Despite Karachi bloodshed, many point to successes in strategy against separatists
Police commandos set an example of bravery and professionalism when they repulsed an attack on the Pakistan Stock Exchange in Karachi in which three security guards and a police officer were killed.
The assault on Monday was claimed by the Baluchistan Liberation Army, or BLA, terror organization. The group has been waging an insurgency for years, demanding independence for Pakistan’s gas-rich southwestern Baluchistan Province, which borders the southern Sindh Province, where Karachi is the provincial capital.
The Rapid Response Force, an elite group within Pakistan’s police force, killed all four of the attackers within 10 minutes in an exchange of fire. In doing so, the commandos swiftly reduced the potential loss of life from the attack. Nevertheless, it left the country bleeding from yet another act of terrorism.
Pakistani Foreign Minister Shah Mahmood Qureshi on Tuesday said: “The world knows Pakistan’s position against terrorism. We have lost thousands of innocent lives in the war against terrorism.”
Pakistani officials and foreign policy and defense experts say the BLA is dancing to the tune of foreign organizations.
Some believe the BLA is getting financial support and training from foreign groups in and beyond the South Asia region, even though Pakistan has claimed to have broken the terrorist network in Baluchistan. They talk of the group’s media arm getting a sympathetic hearing in Europe.
Pakistan has regularly blamed India for supporting Baloch separatists－a charge New Delhi has repeatedly denied.
On Tuesday, Pakistani Prime Minister Imran Khan told Parliament: “I have no doubt that India is behind the attack.” Intelligence gathering weeks earlier had suggested a threat, which put security agencies on high alert, he added.
As with previous attacks, India has denied any involvement.
Murad Ali Shah, chief minister of Sindh Province, said the assault on the stock exchange in his province was “akin to an attack on national security and the economy”.

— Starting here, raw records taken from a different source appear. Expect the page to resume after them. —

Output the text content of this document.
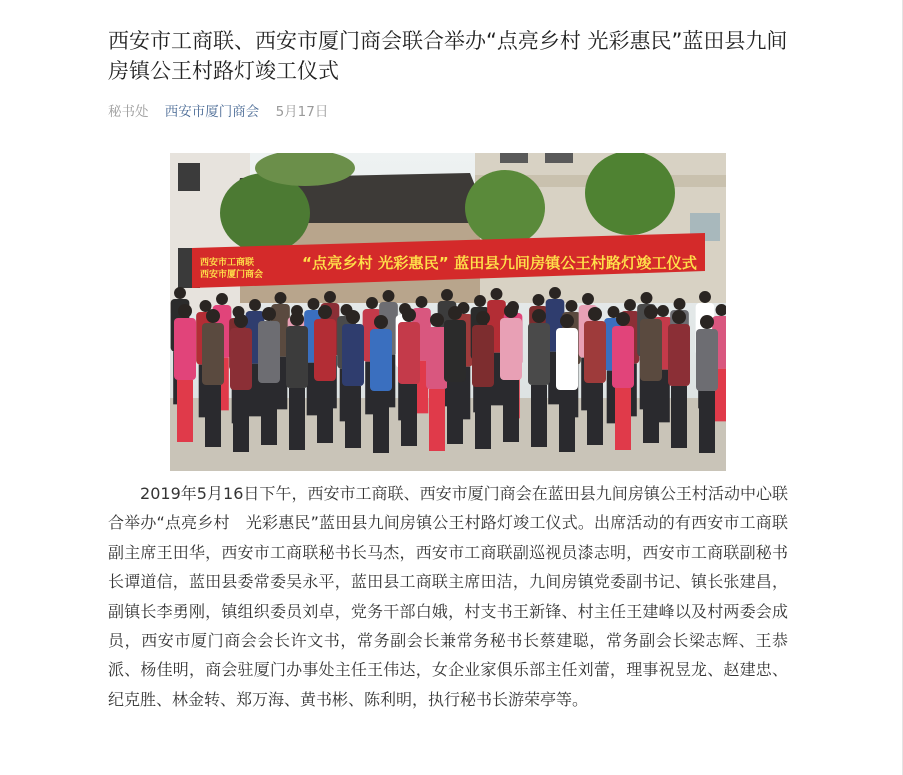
西安市工商联、西安市厦门商会联合举办“点亮乡村 光彩惠民”蓝田县九间房镇公王村路灯竣工仪式
秘书处 西安市厦门商会 5月17日
西安市工商联
西安市厦门商会
“点亮乡村 光彩惠民” 蓝田县九间房镇公王村路灯竣工仪式

　　2019年5月16日下午，西安市工商联、西安市厦门商会在蓝田县九间房镇公王村活动中心联合举办“点亮乡村　光彩惠民”蓝田县九间房镇公王村路灯竣工仪式。出席活动的有西安市工商联副主席王田华，西安市工商联秘书长马杰，西安市工商联副巡视员漆志明，西安市工商联副秘书长谭道信，蓝田县委常委吴永平，蓝田县工商联主席田洁，九间房镇党委副书记、镇长张建昌，副镇长李勇刚，镇组织委员刘卓，党务干部白娥，村支书王新锋、村主任王建峰以及村两委会成员，西安市厦门商会会长许文书，常务副会长兼常务秘书长蔡建聪，常务副会长梁志辉、王恭派、杨佳明，商会驻厦门办事处主任王伟达，女企业家俱乐部主任刘蕾，理事祝昱龙、赵建忠、纪克胜、林金转、郑万海、黄书彬、陈利明，执行秘书长游荣亭等。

The terrorist attack was condemned across the globe.
UN Secretary-General Antonio Guterres reiterated the solidarity of the United Nations with Pakistan’s government and its people in their efforts to combat terrorism and violent extremism, his spokesman said.
In a statement on Wednesday, the US Special Representative for Afghanistan Reconciliation, Zalmay Khalilzad, extended his country’s support for Pakistan and expressed condolences over the lives lost in Karachi.
In a video message on Tuesday, Yousef al-Othaimeen, the secretary-general of the Organization of Islamic Cooperation, also offered support for Pakistan in the fight against terrorism.
The BLA, which is listed as a terrorist organization by the United States and the United Kingdom, among others, attacked a five-star hotel in the port city of Gwadar in Baluchistan on May 11 last year. A serviceman of the Pakistan Navy and four hotel workers were killed in the raid.
On Nov 23, 2018, BLA terrorists tried to attack the Chinese consulate in Karachi, but were killed before they could enter the building.
After years of unrest, Pakistan’s government and armed forces adopted a new strategy in an attempt to stop the violence in Baluchistan. An amnesty was announced in 2018 for Baloch youths who were lured to the ranks of the BLA. By January this year, more than 6,000 young militants had surrendered.
The government is also trying to create jobs for young people in the province. According to Pakistan’s Ministry of the Interior, around 500 of them have recently gained work in the armed forces and with civilian government departments. Hundreds of Baloch students have been granted scholarships by universities in Punjab Province.
Separatist leader Nawabzada Gazain Marri has returned to Pakistan after a decade in self-imposed exile, a development seen as another government success in soothing tensions with the militants in Baluchistan.
“The return to ordinary life of Baluchistan youths, with their surrendering of their arms, has broken the backbone of the BLA,” said Sohail Iqbal Bhati, an Islamabad-based independent researcher.
“They have run short on human resources,” Bhati said of the militant group. “We must acknowledge Pakistan’s counterterrorism department for devising a strategy that is finally bearing fruit.”